With an MBA listing still damp on my resume and a passion for the business of journalism, I found our terminology particularly vexing. In fact, when I started at the The New York Times, I was reprimanded when I used terms like “customer” and “product,” and heaven forbid we consider ourselves “marketers.”

To be appropriate, we referred to our customers as an action: circulation. And, we were circulators.
That arcane nomenclature didn’t last long.
Within a year or two, we were speaking of our customers as readers and conducting research to understand loyalty and involvement with the publication and, gasp, the brand.
With digital news, and the proliferation of content it enabled, came the ability to understand so much more about our readers. We began to refer to them as our audience. Audience conveyed the idea of readership across print and digital platforms.

With 2016 ad revenue continuing the downward trend, we, and other digital content makers, are looking to our next value opportunity from our audience — and that is community.
Community suggests mutual engagement, deeper involvement, and, hopefully, increasing impressions. Audience is a set of consumers to be monetised. Community is a shape-shifting, organic, and enduring group that is as committed to the success of the brand as the brand is to them.
With each new term, we sought to increase our consumers’ value to our advertisers. Advertising revenue within a community framework is more than monetisation.
All streams of community-sourced revenue have greater upward potential: higher subscriber rates, more subscription products, exponential marketing impact, and higher advertising rates based on deeper relevance.
The new revenue possibilities also come with limitations. We can’t just sell eyeballs or the community will lose trust in us. We can’t just throw up any higher priced ad unit; it must be based on the community member’s interests and needs.
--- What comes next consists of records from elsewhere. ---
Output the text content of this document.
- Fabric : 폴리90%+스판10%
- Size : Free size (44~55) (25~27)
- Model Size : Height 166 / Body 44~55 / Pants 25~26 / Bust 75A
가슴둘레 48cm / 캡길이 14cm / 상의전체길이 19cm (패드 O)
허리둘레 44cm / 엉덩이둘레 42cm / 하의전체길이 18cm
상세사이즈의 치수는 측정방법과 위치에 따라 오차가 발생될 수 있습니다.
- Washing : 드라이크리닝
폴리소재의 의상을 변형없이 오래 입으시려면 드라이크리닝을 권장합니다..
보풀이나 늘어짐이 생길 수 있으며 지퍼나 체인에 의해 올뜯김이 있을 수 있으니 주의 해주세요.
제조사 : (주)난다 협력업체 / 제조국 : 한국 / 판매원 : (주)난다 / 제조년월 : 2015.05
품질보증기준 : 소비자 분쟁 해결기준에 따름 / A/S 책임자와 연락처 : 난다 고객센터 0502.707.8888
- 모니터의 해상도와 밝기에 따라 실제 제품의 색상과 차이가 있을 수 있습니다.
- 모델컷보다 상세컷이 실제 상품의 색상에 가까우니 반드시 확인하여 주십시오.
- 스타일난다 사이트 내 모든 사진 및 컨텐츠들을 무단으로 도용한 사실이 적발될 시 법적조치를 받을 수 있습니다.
Monetising communities within current ecosystems
The good news is that we have spent millions creating systems for our circulators to become audience directors. With a few twists to the strategy, all the systems and processes put in place to empower audience directors can be used to enable communities.
Within a community framework, monetisation takes on more than the traditional rate and volume dimensions. Revenue becomes a function of a more dynamic mix of data, value, and products that are used to tell a compelling story to and about community members, the content they seek, and the brands to which they relate.